Doctors eventually diagnosed her with a rare condition called auto-brewery syndrome. But before that, the 50-year-old had been referred to emergency departments seven times over the course of two years. Each time, her symptoms were similar and made her seem drunk. Her sleepiness, in particular, was troubling, as she'd suddenly fall asleep while getting ready for work or preparing meals. This drowsiness would keep her out of work for weeks and suppress her apPetite.

During each visit to the ER, expect the last, doctors diagnosed her with alcohol intoxication. However, "in recent years, she had stopped drinking altogether because of her religious beliefs," doctors wrote in a new report of her case, published Monday (June 3) in the Canadian Medical Association Journal. Her family confirmed that she didn't drink.

Eventually, doctors discovered that the patient's medical history held a clue as to what was causing these bouts of drunkenness.
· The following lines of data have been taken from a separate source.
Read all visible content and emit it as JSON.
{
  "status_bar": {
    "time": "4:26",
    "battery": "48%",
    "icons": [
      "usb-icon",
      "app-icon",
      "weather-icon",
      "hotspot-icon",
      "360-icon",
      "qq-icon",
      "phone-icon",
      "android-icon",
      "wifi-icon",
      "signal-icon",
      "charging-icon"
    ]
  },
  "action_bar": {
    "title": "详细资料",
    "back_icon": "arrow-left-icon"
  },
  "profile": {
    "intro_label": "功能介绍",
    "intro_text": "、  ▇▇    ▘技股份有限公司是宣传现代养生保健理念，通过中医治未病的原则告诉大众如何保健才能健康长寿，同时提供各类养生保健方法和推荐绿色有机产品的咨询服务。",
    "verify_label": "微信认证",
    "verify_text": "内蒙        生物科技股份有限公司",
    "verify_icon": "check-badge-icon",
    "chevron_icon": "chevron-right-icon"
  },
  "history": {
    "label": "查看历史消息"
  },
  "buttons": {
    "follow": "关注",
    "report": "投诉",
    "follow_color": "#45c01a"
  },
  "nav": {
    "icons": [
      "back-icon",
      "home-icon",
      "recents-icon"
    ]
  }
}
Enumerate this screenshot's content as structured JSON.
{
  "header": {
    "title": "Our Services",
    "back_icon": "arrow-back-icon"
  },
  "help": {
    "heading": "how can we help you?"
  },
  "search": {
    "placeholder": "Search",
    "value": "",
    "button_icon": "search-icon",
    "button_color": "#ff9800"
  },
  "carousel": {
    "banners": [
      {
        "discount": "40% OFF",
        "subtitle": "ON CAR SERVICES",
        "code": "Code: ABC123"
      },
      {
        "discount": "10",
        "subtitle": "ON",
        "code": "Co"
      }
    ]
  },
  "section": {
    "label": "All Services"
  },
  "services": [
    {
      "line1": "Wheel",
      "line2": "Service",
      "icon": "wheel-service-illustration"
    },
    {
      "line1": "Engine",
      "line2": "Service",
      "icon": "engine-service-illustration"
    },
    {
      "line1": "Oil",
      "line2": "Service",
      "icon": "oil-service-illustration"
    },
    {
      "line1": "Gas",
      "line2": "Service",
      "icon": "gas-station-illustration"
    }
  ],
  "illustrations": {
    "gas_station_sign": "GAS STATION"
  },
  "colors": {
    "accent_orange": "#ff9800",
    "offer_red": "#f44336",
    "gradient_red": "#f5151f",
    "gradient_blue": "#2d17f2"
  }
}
Related: Can you be intolerant to alcohol?

Prior to having these drunken episodes, the woman had a five-year history of recurrent urinary tract infections (UTIs), which come back repeatedly and are very difficult to prevent. To treat these, she was prescribed frequent courses of antibiotics, one after the other. 

The woman's doctors suspected that, in addition to clearing her UTIs, these heavy doses of antibiotics wiped out helpful bacteria in her gut. This likely cleared the way for various fungi in the gut to take over. Some of these fungi can ferment carbohydrates, essentially brewing their own alcohol.